This week I said good-bye to 1.4 pounds. It’s slow progress, but that’s okay, because I’m not on a diet–this is the way I will eat for the rest of my life. And I can definitely live with it–the Simply Filling plan continues to amaze me. Jen, Wendy and I usually go out for lunch after the meeting; today we ate at Hogan’s, a sort of ’50s style place. I fully intended to have a BLT, sans mayo, but since changing her mind is a woman’s prerogative, I had a French Dip instead. I enjoyed it thoroughly and without one bit of guilt.
Here’s where this blankety-blank computer ate a paragraph of my deathless prose. I was saying that I’m like a kid at Christmas every morning, checking to see if the daffodils have bloomed (they have). The tulips are about to bust out, too. I’m the same way about art projects–I will paint or glue something, leave it to dry overnight, and fairly break my neck getting downstairs the next day to see what happened. I am as excited by the failures as I am by the triumphs, which probably means I’m crazy. As I’ve said many times before, I learn something from every flop. (Some of you will remember the story about Thomas Edison’s comment on his 1o,oooth failure. He said, “Now I know 10,000 things that don’t work!”
That’s the spirit, Mr. Edison.
Turning to another subject, I’m answering some of the questions I get in the comment section. Someone asked if I could use larger print. I’m more than willing, but I can’t figure out how to do it. I’ll ask some of the younger people tomorrow.

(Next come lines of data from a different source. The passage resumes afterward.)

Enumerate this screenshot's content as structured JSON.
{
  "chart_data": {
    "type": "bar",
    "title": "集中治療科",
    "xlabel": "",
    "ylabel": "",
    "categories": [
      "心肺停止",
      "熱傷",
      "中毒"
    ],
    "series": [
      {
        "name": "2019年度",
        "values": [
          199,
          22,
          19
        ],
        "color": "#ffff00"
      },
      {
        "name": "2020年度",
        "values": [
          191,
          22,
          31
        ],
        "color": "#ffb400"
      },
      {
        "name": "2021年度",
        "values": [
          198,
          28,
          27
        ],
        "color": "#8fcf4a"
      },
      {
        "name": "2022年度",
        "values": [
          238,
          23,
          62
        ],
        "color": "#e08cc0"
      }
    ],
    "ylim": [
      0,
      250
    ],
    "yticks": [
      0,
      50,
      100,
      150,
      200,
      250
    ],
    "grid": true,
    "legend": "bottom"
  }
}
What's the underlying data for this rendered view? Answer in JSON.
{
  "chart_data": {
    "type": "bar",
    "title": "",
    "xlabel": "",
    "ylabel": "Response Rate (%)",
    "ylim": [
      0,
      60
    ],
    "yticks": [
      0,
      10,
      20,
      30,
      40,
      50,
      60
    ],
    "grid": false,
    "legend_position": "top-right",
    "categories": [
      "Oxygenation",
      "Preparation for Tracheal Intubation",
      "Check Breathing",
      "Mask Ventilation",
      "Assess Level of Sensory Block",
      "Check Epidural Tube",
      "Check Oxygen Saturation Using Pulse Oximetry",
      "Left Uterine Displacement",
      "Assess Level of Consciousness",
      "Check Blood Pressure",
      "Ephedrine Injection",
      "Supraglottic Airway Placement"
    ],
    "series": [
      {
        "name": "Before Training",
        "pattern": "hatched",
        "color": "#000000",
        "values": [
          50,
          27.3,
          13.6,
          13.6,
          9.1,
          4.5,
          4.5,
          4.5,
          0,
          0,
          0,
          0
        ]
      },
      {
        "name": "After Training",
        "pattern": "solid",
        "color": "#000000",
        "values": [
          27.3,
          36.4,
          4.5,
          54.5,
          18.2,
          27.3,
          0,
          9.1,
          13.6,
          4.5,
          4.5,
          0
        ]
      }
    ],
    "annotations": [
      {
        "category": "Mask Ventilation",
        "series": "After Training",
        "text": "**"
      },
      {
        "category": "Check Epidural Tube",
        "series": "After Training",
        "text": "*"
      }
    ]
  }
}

Someone else wanted to know about artist trading cards. Of course I’ve explained before, but a new person joins us, they often wonder what the heck I’m talking about. Well, here goes: those of us who make these little jewels call them ATCs for short. They’re always 3.5 inches by 2.5 inches, the same size as a baseball or football (or any other kind) of trading card. The themes vary widely, which makes it interesting. There are swaps online–I frequent artfortytwo.org–and people will choose a theme (some current examples: Downton Abbey, Alfred Hitchcock Presents, I Love Lucy) and host a swap. The participants sign up for the projects that interest them and make however many cards requested, usually 3, and mail them to the host, who then sends 3 cards back in return. (I always make 5, so I can keep 1 for my own collection and send another to the host as a thank-you.) I have binders and binders full of ATCs, my own and ones I’ve received in trades over the last four years. I kept expecting to get bored and stop the madness, but that never happened. I buy the blank cards by the ton from Dick Blick, and I have a humungous collection of clip art purchased on Etsy. I often make collages, but I’ve done a lot of original drawings, too.
So we’ve probably hit the Too Much Information point by now.
Another of my non-writing passions is gemstones–I have rocks everywhere. I bathe with them, sleep with them, and wear them around my neck in a medicine pouch. (We Laels never do anything halfway.) Then there are animals, of course, and books, both print and audio. Occasionally, I get on a cooking kick, too, although since I started Weight Watchers last October, I don’t make as much fancy stuff. Once in a while, I haul off and whip up Julia Child’s recipe for Boeuf Bourginon (probably misspelled), a delicious stew. It could be adapted to Simply Filling specifications, but it’s a winter dish, and I’m definitely thinking spring.
And that’s the news from Spokane, Washington, my hometown, where all the women are strong, all he men are good-looking, and all the children are above average. (Those of you who listen to A Prairie Home Companion will recognize Garrison Keillor’s famous sign-off line.)
Be kind to yourselves and to each other.